Nate shuts in 90pc of US Gulf oil output
Houston, 8 October (Argus) — More than 90pc of US offshore Gulf of Mexico oil output was shut in by Hurricane Nate over the weekend, but the impact will likely be short-lived.
As of the afternoon of 8 October, over 1.62mn b/d of oil output was shut in, representing 92.6pc of the total from the offshore US Gulf of Mexico, according to the Bureau of Safety and Environmental Enforcement (BSEE). Nearly 78pc of natural gas output, or 2.5 Bcf/d, remains shut in. As many as 298 platforms and 14 rigs were evacuated as the hurricane traveled through the region.
"As the storm has passed, operators will begin to re-board and inspect their facilities," BSEE said. "Currently, no damage has been reported."
Most producers in the region, including Chevron, BP, Shell and ExxonMobil had shut in production and removed personnel at most if not all of their platforms on the path of the storm starting late last week.
Chevron, in its latest update, said it has begun to redeploy personnel and restore production at the facilities it operates.
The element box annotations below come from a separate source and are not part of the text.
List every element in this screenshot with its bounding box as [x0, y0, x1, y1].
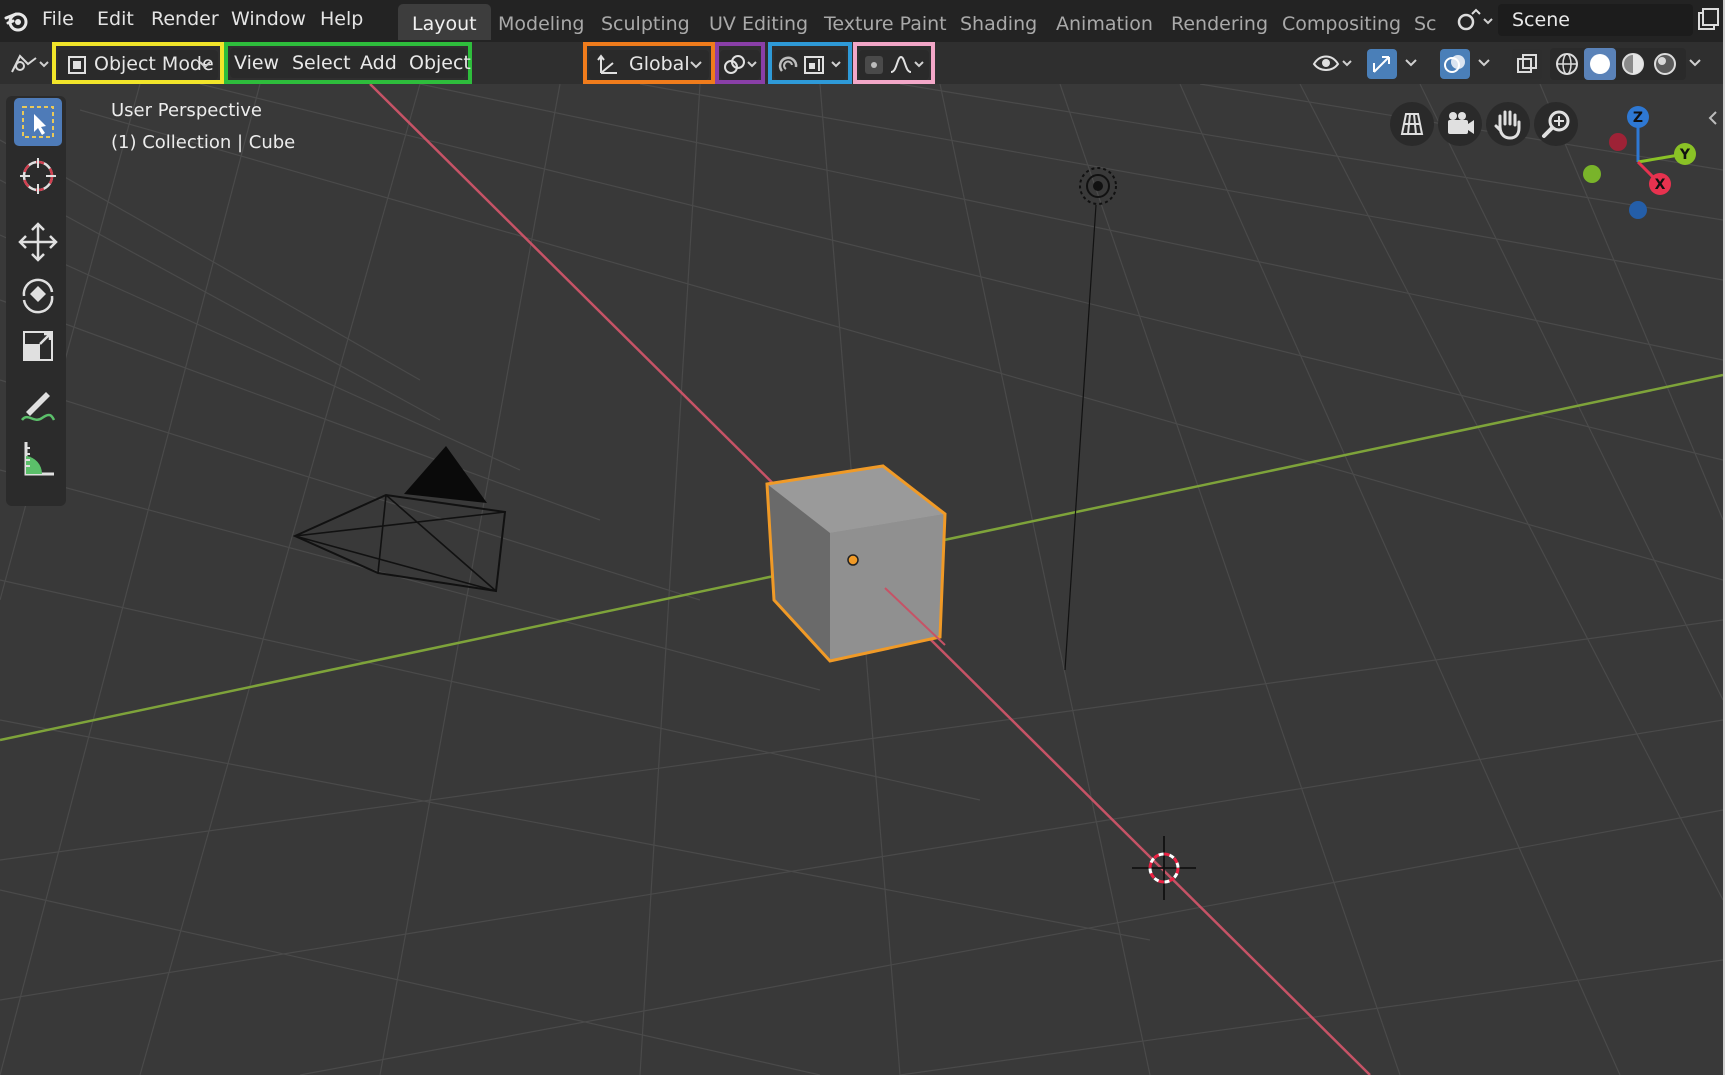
- scene-selector[interactable]: Scene: [1498, 4, 1693, 36]
- zoom-icon: [1542, 110, 1570, 138]
- header-menu-object[interactable]: Object: [409, 52, 471, 74]
- tab-shading[interactable]: Shading: [946, 4, 1051, 40]
- orientation-label: Global: [629, 53, 690, 75]
- rotate-tool[interactable]: [14, 270, 62, 318]
- grid-view-icon: [1400, 113, 1424, 135]
- tab-animation[interactable]: Animation: [1042, 4, 1167, 40]
- pivot-point-icon: [724, 55, 745, 74]
- chevron-down-icon: [747, 61, 757, 68]
- xray-toggle-button[interactable]: [1512, 49, 1542, 79]
- gizmo-toggle-button[interactable]: [1367, 49, 1397, 79]
- zoom-view-button[interactable]: [1534, 102, 1578, 146]
- blender-logo-icon[interactable]: [4, 8, 30, 34]
- tab-scripting-truncated[interactable]: Sc: [1400, 4, 1451, 40]
- cursor-tool[interactable]: [14, 152, 62, 200]
- chevron-down-icon[interactable]: [1404, 57, 1418, 69]
- annotate-tool[interactable]: [14, 382, 62, 430]
- pan-view-button[interactable]: [1486, 102, 1530, 146]
- wireframe-shading-icon[interactable]: [1552, 50, 1582, 78]
- view-perspective-label: User Perspective: [111, 100, 262, 121]
- mode-label: Object Mode: [94, 53, 214, 75]
- solid-shading-icon: [1590, 54, 1610, 74]
- light-object: [1064, 167, 1117, 671]
- falloff-curve-icon[interactable]: [889, 54, 913, 76]
- object-mode-icon: [68, 56, 86, 74]
- tab-compositing[interactable]: Compositing: [1268, 4, 1415, 40]
- solid-shading-button[interactable]: [1584, 48, 1616, 80]
- camera-view-icon: [1448, 112, 1474, 134]
- 3d-viewport-scene[interactable]: [0, 84, 1723, 1075]
- new-window-icon[interactable]: [1696, 7, 1720, 33]
- rendered-shading-icon[interactable]: [1650, 50, 1680, 78]
- chevron-down-icon[interactable]: [1688, 57, 1702, 69]
- xray-icon: [1517, 54, 1537, 73]
- tab-layout[interactable]: Layout: [398, 4, 491, 40]
- navigation-gizmo[interactable]: Z Y X: [1574, 100, 1704, 230]
- pivot-point-dropdown[interactable]: [720, 50, 760, 80]
- select-box-tool[interactable]: [14, 98, 62, 146]
- tab-modeling[interactable]: Modeling: [484, 4, 598, 40]
- chevron-down-icon: [199, 61, 211, 69]
- visibility-eye-icon[interactable]: [1310, 50, 1354, 78]
- editor-type-icon[interactable]: [8, 52, 50, 78]
- camera-view-button[interactable]: [1438, 102, 1482, 146]
- cube-object: [765, 464, 947, 663]
- header-menu-view[interactable]: View: [234, 52, 279, 74]
- scene-type-icon[interactable]: [1456, 8, 1496, 34]
- scale-icon: [23, 331, 53, 361]
- select-box-icon: [22, 106, 54, 138]
- transform-orientation-dropdown[interactable]: Global: [589, 50, 709, 80]
- menu-window[interactable]: Window: [231, 8, 306, 30]
- object-mode-dropdown[interactable]: Object Mode: [58, 50, 218, 80]
- chevron-down-icon: [690, 61, 702, 69]
- gizmo-y-label: Y: [1679, 147, 1691, 163]
- menu-help[interactable]: Help: [320, 8, 363, 30]
- snap-magnet-icon[interactable]: [776, 53, 802, 77]
- menu-edit[interactable]: Edit: [97, 8, 134, 30]
- chevron-down-icon[interactable]: [830, 59, 842, 71]
- overlays-toggle-button[interactable]: [1440, 49, 1470, 79]
- header-menu-add[interactable]: Add: [360, 52, 397, 74]
- toggle-perspective-button[interactable]: [1390, 102, 1434, 146]
- active-collection-label: (1) Collection | Cube: [111, 132, 296, 153]
- proportional-editing-controls: [859, 50, 929, 80]
- menu-render[interactable]: Render: [151, 8, 219, 30]
- left-toolbar: [6, 96, 66, 506]
- snap-controls: [774, 50, 846, 80]
- proportional-editing-icon[interactable]: [863, 54, 885, 76]
- annotate-icon: [21, 392, 56, 421]
- tab-rendering[interactable]: Rendering: [1157, 4, 1282, 40]
- gizmo-x-label: X: [1655, 177, 1666, 193]
- menu-file[interactable]: File: [42, 8, 74, 30]
- pan-hand-icon: [1494, 110, 1521, 140]
- 3d-cursor: [1132, 836, 1196, 900]
- tab-uv-editing[interactable]: UV Editing: [695, 4, 822, 40]
- chevron-down-icon[interactable]: [1477, 57, 1491, 69]
- tab-sculpting[interactable]: Sculpting: [587, 4, 704, 40]
- move-icon: [18, 222, 58, 262]
- scene-name: Scene: [1512, 9, 1570, 31]
- chevron-down-icon[interactable]: [913, 59, 925, 71]
- material-shading-icon[interactable]: [1618, 50, 1648, 78]
- move-tool[interactable]: [14, 218, 62, 266]
- cursor-icon: [20, 158, 56, 194]
- header-menu-select[interactable]: Select: [292, 52, 351, 74]
- measure-icon: [24, 442, 54, 476]
- camera-object: [292, 446, 507, 593]
- overlays-icon: [1444, 55, 1465, 73]
- top-menu-bar: File Edit Render Window Help Layout Mode…: [0, 0, 1723, 42]
- rotate-icon: [22, 278, 54, 314]
- tab-texture-paint[interactable]: Texture Paint: [810, 4, 961, 40]
- scale-tool[interactable]: [14, 322, 62, 370]
- blender-window: File Edit Render Window Help Layout Mode…: [0, 0, 1725, 1075]
- sidebar-collapse-arrow-icon[interactable]: [1706, 108, 1720, 128]
- measure-tool[interactable]: [14, 434, 62, 482]
- snap-increment-icon[interactable]: [802, 54, 828, 76]
- orientation-axes-icon: [597, 54, 617, 74]
- gizmo-arrows-icon: [1373, 56, 1390, 73]
- gizmo-z-label: Z: [1633, 110, 1643, 126]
The major is also assessing its pipelines and facilities for restart, including the Fourchon and Empire terminals.
The US Coast guard today started initial assessments of the Mississippi river and its tributaries to determine if there are any hazards to life, the environment, or property following the hurricane.
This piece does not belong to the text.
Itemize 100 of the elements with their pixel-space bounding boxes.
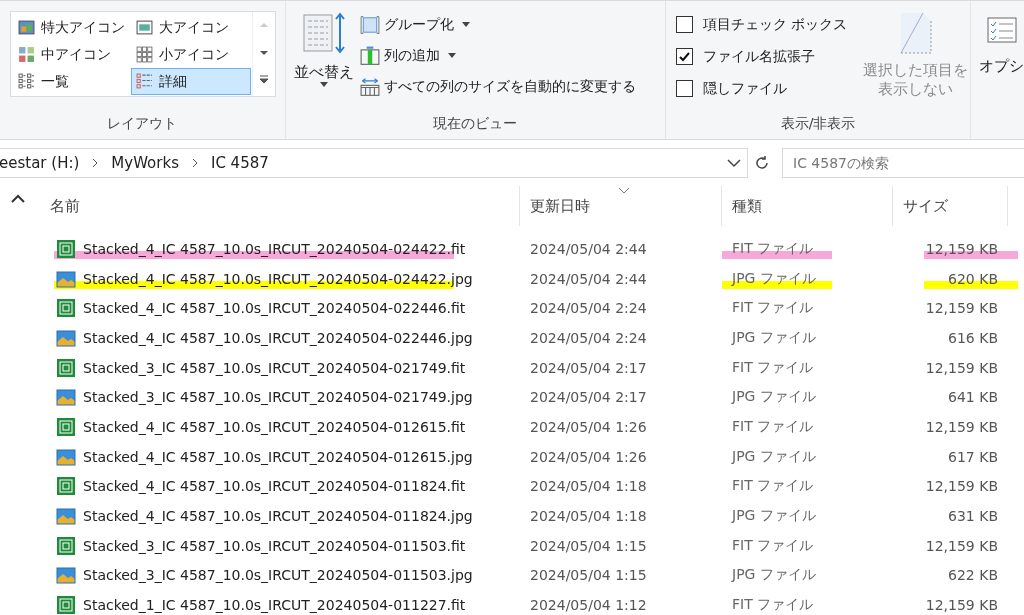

The agency said it is actively working with federal, state, local, and industry partners to ensure safe waterway conditions to systematically reopen ports in southeastern Louisiana.
The agency yesterday set "condition Zulu" for the ports of New Orleans and Mobile, Alabama, which suspends all port operations.
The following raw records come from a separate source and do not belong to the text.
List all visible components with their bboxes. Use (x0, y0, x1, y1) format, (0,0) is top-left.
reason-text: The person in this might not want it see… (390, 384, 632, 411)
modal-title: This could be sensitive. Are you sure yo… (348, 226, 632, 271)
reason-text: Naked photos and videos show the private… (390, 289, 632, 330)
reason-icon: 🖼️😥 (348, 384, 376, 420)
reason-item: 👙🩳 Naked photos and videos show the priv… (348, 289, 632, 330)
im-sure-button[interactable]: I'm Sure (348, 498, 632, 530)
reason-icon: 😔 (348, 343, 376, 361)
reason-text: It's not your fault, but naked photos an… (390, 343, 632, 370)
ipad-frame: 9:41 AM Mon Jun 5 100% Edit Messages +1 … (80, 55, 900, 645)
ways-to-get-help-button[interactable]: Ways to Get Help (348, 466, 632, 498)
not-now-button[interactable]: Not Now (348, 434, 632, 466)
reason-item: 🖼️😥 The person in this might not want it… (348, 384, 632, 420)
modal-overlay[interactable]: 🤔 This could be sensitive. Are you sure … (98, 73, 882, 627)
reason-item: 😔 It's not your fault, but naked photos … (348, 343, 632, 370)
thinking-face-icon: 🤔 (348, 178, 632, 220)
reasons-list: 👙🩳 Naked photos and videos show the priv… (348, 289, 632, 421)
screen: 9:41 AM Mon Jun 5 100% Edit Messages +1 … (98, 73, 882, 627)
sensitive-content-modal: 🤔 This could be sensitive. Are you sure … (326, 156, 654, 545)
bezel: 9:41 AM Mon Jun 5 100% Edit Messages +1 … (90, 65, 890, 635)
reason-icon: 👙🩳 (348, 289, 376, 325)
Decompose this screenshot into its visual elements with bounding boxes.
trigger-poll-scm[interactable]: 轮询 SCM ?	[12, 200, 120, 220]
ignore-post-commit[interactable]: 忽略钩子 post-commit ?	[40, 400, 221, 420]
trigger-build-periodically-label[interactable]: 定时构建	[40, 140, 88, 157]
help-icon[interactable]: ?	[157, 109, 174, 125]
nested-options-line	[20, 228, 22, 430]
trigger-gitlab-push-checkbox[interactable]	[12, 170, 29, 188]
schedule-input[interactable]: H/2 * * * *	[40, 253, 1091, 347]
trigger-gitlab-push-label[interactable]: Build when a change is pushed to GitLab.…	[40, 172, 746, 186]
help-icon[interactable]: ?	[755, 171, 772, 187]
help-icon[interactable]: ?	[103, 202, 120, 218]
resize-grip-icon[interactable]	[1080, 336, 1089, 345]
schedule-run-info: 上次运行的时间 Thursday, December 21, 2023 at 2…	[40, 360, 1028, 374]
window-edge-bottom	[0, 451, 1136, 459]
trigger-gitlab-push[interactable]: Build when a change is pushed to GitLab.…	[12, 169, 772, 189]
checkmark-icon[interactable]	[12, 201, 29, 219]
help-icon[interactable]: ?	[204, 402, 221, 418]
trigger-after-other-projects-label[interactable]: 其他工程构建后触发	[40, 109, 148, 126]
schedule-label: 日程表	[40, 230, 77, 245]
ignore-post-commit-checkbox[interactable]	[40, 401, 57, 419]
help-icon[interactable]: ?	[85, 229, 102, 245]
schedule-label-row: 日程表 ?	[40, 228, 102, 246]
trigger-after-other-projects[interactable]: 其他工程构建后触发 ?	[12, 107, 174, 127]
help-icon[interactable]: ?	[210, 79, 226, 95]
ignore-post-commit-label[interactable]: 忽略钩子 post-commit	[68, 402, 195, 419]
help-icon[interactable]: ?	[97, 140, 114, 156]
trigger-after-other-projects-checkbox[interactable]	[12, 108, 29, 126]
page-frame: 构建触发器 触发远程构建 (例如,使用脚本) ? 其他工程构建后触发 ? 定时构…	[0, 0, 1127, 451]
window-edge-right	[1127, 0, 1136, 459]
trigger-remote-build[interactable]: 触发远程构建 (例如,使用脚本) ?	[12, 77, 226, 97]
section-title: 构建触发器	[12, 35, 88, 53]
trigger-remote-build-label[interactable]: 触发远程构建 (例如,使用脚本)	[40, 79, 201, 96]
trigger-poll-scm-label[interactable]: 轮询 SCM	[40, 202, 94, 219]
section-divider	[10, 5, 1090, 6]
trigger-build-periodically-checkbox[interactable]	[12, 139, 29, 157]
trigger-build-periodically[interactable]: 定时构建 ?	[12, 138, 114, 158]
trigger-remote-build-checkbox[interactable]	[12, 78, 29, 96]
Vessel traffic was restricted in a designated safety zone on the Lower Mississippi river until 9pm ET today. All vessels are prohibited from entering or moving within the safety zone without permission from the New Orleans captain of the port. Transit will be allowed only on a case-by-case basis. The safety zone is roughly between mile marker 73 above Head of Passes to mile marker 20, the Coast Guard said.
Nate, which is now a tropical depression, continues to move quickly north-northeastward over central Alabama, and it has continued to rapidly weaken, the National Hurricane Center said in its last update on the system.